Speculation periodically surfaces regarding an Iranian ICBM, commonly referring to a Shahab-6. Recent reports claim that the 3500 mile range Shahab-6, based on North Korea’s Taepodong, is under development. Iran denies it has plans to pursue an ICBM capability, however, it is unclear if Iran actively pursues, previously abandoned or even created the design for a Shahab-6 ICBM. As Stephen Hildreth of the Congressional Research Service (CRS) notes, “non-official public sources reflect little technical or program consensus regarding an Iranian ICBM program.”

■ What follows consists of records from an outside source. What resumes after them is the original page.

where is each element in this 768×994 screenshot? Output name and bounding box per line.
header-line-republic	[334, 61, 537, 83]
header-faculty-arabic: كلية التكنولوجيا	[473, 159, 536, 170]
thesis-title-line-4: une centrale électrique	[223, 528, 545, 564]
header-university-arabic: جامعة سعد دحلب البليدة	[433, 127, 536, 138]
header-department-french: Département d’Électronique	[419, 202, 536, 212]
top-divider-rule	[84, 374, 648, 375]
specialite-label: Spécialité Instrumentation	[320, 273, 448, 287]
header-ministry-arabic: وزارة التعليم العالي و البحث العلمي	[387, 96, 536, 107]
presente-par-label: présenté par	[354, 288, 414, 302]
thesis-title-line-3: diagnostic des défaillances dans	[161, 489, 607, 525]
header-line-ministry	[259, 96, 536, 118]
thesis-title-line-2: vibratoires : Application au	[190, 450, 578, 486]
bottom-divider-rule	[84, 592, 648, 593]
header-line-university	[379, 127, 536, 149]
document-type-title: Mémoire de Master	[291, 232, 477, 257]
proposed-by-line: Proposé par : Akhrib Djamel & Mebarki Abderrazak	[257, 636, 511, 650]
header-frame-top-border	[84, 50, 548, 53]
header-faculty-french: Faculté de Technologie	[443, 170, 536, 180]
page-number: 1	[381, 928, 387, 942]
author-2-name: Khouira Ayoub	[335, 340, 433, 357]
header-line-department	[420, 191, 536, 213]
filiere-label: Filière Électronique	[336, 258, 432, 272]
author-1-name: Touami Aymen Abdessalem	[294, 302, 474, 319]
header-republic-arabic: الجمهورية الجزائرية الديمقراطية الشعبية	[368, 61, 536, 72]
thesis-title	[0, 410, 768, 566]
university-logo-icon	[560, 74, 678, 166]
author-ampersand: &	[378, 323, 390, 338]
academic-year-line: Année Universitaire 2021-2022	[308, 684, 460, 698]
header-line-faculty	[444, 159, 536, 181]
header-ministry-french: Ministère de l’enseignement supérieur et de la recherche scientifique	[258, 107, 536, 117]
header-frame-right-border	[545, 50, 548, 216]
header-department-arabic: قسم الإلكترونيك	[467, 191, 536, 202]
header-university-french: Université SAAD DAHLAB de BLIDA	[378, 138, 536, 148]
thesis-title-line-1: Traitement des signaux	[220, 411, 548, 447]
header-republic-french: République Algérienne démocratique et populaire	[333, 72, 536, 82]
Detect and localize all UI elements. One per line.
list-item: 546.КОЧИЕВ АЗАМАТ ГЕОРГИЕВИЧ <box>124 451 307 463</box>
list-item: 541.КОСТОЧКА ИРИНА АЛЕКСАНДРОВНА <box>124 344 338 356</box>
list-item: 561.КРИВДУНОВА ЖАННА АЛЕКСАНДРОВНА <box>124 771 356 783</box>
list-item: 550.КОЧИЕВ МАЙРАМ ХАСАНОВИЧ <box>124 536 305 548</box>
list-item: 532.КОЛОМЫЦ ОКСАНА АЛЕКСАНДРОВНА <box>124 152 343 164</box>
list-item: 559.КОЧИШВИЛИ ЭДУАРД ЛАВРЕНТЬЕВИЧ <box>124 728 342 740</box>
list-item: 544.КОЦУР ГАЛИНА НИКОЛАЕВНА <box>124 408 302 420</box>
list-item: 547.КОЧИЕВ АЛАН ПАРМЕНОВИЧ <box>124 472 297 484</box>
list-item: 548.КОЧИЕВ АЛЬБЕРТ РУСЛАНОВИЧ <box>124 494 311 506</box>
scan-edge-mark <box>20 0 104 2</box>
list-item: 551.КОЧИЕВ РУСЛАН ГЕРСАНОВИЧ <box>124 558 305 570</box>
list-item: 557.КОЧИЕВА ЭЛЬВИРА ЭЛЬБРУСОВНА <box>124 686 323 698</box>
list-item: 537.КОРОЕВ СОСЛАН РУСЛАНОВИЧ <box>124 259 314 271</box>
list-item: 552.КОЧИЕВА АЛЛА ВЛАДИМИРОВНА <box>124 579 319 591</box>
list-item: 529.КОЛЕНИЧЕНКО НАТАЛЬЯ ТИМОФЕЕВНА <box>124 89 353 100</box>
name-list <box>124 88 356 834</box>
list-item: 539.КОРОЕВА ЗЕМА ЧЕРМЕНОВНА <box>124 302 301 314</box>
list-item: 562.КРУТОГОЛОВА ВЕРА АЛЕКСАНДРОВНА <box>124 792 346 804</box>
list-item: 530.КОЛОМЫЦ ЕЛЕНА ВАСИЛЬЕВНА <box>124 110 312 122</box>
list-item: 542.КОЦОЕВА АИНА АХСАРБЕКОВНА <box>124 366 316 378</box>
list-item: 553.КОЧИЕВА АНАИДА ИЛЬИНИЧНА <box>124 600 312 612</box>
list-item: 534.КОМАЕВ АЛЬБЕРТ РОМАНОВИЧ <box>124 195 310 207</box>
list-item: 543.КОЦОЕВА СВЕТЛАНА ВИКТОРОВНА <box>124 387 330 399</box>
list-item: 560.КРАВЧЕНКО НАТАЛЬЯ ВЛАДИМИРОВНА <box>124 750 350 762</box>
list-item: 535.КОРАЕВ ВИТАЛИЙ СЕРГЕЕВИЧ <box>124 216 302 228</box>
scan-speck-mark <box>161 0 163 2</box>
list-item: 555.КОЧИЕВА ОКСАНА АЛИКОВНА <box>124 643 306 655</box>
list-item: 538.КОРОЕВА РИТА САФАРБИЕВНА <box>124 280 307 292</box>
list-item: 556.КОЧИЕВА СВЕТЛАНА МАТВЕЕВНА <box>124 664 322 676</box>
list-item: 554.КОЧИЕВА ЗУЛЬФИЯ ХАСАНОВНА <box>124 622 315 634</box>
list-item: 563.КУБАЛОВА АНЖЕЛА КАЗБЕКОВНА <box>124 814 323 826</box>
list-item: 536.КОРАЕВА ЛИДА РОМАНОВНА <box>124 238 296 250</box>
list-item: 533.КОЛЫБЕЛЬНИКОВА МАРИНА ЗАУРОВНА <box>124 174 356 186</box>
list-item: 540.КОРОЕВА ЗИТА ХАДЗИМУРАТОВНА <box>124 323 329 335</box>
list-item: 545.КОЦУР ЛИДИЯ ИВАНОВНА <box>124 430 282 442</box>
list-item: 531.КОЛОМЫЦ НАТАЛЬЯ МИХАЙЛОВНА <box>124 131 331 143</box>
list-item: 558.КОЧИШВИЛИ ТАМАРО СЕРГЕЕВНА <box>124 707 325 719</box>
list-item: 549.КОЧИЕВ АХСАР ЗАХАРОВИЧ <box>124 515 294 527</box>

Iran could also use the cover of its space program to develop parallel capabilities for a long range ballistic missile, emulating North Korea’s development of the Taepodong ICBM. Concerns over such dual-application technology heightened in February 2009 following Iran’s launch of a satellite into orbit using an-Iranian developed rocket. The technical capabilities utilized in that satellite launch, including placement accuracy and mid-flight separation, can be applied to an ICBM delivery system.
Alternative Delivery Vehicles
As an alternative to the use of the most likely delivery vehicles, ballistic missiles, Iran could deliver a nuclear weapon through nonconventional means exploiting the IRGC’s doctrine of asymmetric warfare. General asymmetric warfare theory refers to scenarios in which one state, or group, seeks to leverage its strengths or manipulate an adversary’s weakness to its advantage. In Iran’s case, for example, the IRGC could transfer a nuclear weapon device to a proxy terrorist organization. Kenneth Pollack asserts that this scenario remains unlikely because Iran “has never believed that these groups required such weapons [WMD] and because it feared that if their use were ever traced back to Tehran, the retaliation it would suffer would outweigh any gains from the attack [resulting from a weapons transfer] itself.” Additionally, Iran could launch nuclear weapons mated with short-range cruise missiles, which would be ferried to a designated target, or launch a ship carrying a nuclear weapon explosive as the delivery vehicle itself.